Each of those days I’d drive to the parking building where I was supposed to leave my car, I’d unload and stash my gun, and proceed into the courthouse. Just inside the front door there was a metal detector and armed security with wands. The courthouse was attached to the jail, so security was pretty tight. One day on my way in, this little female officer was searching me. I’d emptied my personal effects into a bowl along with my shoes and belt which they put through the X-ray. The officer was wanding me down and stopped at my jacket pockets.
“What’s that?” she asked.
“What’s what?” I returned.
“There’s something in that pocket,” she explained, “What is it?”
By this point I was beginning to run short on time, and was losing patience, “It’s a little cedar block,” I explained, “There’s another one in this pocket and yet another in this one.”
“Let me see,” she demanded.
So, I pulled the cedar blocks out of my pockets and handed them to her. “See?” I said, “Now can I go?”
She then asked, “Why do you have cedar blocks in your pockets?”
“I’m just trying to keep the moths out of my wool,” I explained, “this is an Armani suit and I’d like it to not get eaten.”
“You know,” she said with skepticism, “people like to take these and burn their drugs on them.”
“I wouldn’t know anything about that,” I said resolutely, “They are moth repellent to me.”
“It’s suspicious for you to have them in your pockets,” she pushed.
“No it’s not,” I posited, “it’s responsible ownership of good wool.”
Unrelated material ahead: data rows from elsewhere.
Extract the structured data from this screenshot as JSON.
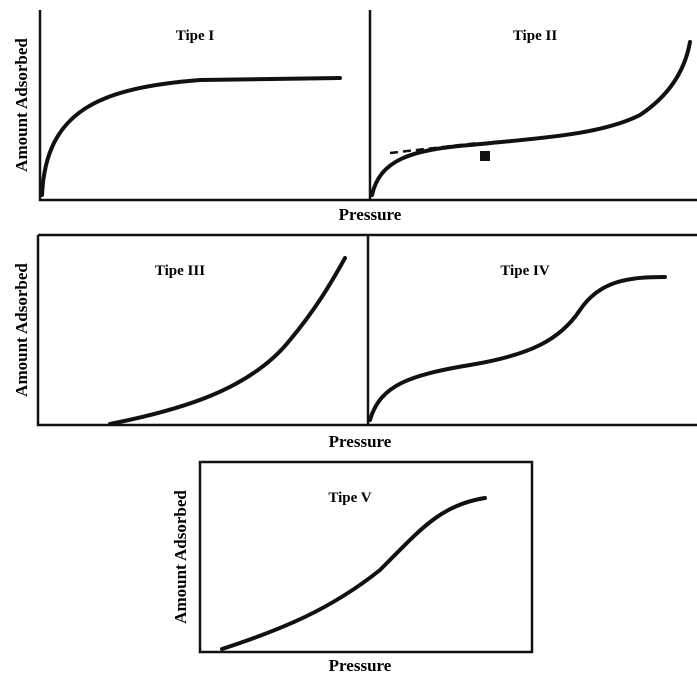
{
  "panels": [
    {
      "title": "Tipe I"
    },
    {
      "title": "Tipe II"
    },
    {
      "title": "Tipe III"
    },
    {
      "title": "Tipe IV"
    },
    {
      "title": "Tipe V"
    }
  ],
  "rows": [
    {
      "y_label": "Amount Adsorbed",
      "x_label": "Pressure"
    },
    {
      "y_label": "Amount Adsorbed",
      "x_label": "Pressure"
    },
    {
      "y_label": "Amount Adsorbed",
      "x_label": "Pressure"
    }
  ]
}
She finally let me go and I did make it in time for check in. I’ve had other experiences similar to this where a LEO was treating me as an inferior, but this was the worst. For whatever reason, I never think to get the officer’s badge number and name at the time. Anyway, what strikes me is that this officer had dealt with so many convicted criminals that she had become jaded to the point of it being impossible to see a law-abiding citizen for what they were. She just knew that there was something wrong with me. She was going to figure it out, even though there was nothing there. This is a problem. I should not have to justify a harmless piece of cedar in the pocket of my Armani jacket. The very thought of it is asinine. I see this as a manifestation of the same problem that the trigger-happy cops in LA displayed last week. They’ve been so screwed in the head that everyone and everything looks like the boogeyman to them. In my opinion, if you get to that level of paranoid delusional, they should have long since taken your badge away before you shoot someone or harass someone reporting for jury duty. The little deputy who submitted me to that grilling didn’t draw on anyone that day, but she was showing a gross lack of judgment all the same.